Number of error inputs. Must be between 1 and 256.

32

counterWidth

Int

Bit width of the grace-period counter. Must be between 1 and 32.

24

locked

Boolean

Include write-once lock bit in the control register.

true

 
object Parameter {
  def default() = Parameter()
  def small()   = Parameter(counterWidth = 16)
  def large()   = Parameter(counterWidth = 32)
}

Register Mapping

IP Identification:

The register map starts with an IP Identification block to provide all information about the underlying IP core to software drivers. This allows to provide backwards compatible drivers.
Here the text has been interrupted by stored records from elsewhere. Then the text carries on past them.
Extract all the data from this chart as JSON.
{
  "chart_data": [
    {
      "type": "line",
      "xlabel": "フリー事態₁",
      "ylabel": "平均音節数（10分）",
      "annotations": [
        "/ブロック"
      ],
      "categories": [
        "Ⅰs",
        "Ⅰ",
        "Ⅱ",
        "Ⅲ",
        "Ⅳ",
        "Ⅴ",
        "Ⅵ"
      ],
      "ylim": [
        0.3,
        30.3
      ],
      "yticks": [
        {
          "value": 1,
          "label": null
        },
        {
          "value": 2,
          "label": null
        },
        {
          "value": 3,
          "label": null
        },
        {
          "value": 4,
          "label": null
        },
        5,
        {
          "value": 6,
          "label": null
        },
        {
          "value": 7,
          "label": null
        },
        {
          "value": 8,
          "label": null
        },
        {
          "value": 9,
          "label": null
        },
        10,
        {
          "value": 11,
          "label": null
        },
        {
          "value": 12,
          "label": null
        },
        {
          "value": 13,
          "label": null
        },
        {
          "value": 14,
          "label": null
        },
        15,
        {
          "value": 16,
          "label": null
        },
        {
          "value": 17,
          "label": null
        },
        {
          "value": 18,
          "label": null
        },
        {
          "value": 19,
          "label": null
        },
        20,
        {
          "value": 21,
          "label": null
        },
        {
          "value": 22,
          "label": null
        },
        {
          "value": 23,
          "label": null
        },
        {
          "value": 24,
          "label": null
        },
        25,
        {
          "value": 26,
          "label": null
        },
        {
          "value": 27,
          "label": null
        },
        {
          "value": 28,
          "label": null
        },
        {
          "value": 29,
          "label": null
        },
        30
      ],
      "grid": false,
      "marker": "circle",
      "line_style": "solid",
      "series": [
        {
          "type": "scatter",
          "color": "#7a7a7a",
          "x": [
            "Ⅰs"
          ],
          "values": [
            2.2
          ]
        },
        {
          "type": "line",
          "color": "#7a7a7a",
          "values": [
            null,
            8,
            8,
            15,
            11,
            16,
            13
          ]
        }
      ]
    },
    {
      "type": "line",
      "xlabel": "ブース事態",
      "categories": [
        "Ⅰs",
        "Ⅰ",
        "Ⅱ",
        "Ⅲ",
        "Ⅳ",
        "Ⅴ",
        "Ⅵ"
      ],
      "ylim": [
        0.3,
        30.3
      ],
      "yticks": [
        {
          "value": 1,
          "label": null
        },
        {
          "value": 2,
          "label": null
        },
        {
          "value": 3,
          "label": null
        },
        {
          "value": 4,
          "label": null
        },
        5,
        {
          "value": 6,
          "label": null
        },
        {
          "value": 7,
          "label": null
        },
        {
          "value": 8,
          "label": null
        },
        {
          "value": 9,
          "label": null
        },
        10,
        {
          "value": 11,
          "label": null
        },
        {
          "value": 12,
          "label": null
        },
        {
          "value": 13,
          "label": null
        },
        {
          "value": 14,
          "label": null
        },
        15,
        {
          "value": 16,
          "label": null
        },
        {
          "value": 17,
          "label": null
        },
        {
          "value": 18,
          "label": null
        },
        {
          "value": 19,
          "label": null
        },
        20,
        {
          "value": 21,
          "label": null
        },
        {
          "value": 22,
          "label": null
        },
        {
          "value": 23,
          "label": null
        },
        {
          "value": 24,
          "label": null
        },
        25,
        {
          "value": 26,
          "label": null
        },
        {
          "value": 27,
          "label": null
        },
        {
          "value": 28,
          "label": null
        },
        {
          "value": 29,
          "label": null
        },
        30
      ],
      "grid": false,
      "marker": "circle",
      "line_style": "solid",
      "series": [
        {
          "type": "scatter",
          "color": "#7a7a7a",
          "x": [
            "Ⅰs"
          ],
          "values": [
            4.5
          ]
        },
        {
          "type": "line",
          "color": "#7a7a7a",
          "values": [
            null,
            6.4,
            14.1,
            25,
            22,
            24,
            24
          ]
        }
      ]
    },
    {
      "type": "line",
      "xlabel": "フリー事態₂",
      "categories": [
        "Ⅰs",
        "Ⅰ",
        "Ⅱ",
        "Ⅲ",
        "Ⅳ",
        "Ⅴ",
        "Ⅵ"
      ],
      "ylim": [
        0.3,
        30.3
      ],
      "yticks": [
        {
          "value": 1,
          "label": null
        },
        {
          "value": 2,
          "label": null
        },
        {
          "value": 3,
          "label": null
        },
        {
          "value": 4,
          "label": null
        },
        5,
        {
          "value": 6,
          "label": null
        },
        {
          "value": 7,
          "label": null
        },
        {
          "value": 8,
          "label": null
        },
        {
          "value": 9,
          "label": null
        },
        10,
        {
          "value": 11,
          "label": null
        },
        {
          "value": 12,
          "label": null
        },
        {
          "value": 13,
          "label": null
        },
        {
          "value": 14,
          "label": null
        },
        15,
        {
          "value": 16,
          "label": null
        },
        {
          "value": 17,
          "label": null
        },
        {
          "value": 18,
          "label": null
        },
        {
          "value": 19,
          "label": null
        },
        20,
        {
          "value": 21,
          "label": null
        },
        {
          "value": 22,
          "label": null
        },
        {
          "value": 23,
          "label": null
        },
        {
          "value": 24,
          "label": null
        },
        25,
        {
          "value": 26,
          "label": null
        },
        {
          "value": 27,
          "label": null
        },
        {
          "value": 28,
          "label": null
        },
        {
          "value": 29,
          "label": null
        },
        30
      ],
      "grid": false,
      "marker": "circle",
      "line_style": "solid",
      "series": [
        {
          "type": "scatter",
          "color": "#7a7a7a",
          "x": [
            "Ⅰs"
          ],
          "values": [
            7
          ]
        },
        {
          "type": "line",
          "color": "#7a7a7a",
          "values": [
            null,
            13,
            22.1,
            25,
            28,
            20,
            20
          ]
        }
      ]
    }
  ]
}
IP Identification Registers

Address

Bit

Field

Default

Permission

Description

0x000

31 - 24

API

0x0

Rx

API version of the implemented IP Identification.

23 - 16

Length

0x8

Rx

Length of the IP Identification block in Bytes.

15 - 0

ID

0x16

Rx

IP value of this IP core.

0x004

31 - 24

Major Version

0x1

Rx

Major number if this IP core. Version schema is major.minor.patch.

23 - 16

Minor Version

0x0

Rx

Minor number if this IP core. Version schema is major.minor.patch.

15 - 0

Patch Version

0x0

Rx

Patch number if this IP core. Version schema is major.minor.patch.

Self Disclosure:

Info Register (0x008)

Address

Bit

Field

Default

Permission

Description

0x008

31 - 25

0

Rx

Reserved.

24

locked

Rx

1 if the lock feature is compiled in.

23 - 16

counterWidth

Rx

Grace-period counter bit width.

15 - 9

bankCount

Rx

Number of banks (= ceil(inputCount / 8)).

8 - 0

inputCount

Rx

Number of error inputs.

Global Registers:

Global Register Map

Address

Description

0x00C

Control register (see below).

0x010

Status register (read-only): counterActive[0], errorSignal[1].

0x014

Error counter — grace-period reload value. Write ignored when locked.
Control Register (0x00C)

Address

Bit

Field

Default

Permission

Description

0x00C

2

injectEnable

0

RW

Enable software error injection. Cleared on lock.

1

lock

0

RW

Write-once lock bit. Freezes ERROR/FATAL enable, errorCounter, and inject registers. Only present when locked = true; reads 0 otherwise.

0

enable

0

RW

Master enable. When 0, no new events are captured. Writing 0 is ignored when locked.

Per-Bank Registers:

Banks are numbered 0 to bankCount - 1. Bank N base address = 0x028 + N * 0x10.

Per-Bank Register Offsets

Offset

Name

Description

+0x00

enable

Combined routing mask for all four levels (see layout above). ERROR/FATAL fields (bits [31:16]) are frozen when locked.

+0x04

pending

Combined pending bits for all four levels. Write 1 to clear (W1C).

+0x08

raw

Current active inputs for this bank (read-only). Reflects synchronised hardware inputs OR-ed with inject. Not gated by master enable.

+0x0C

inject

Bits [7:0]: injected inputs. Writeable only when injectEnable = 1 and ESM is not locked. Cleared to zero on lock.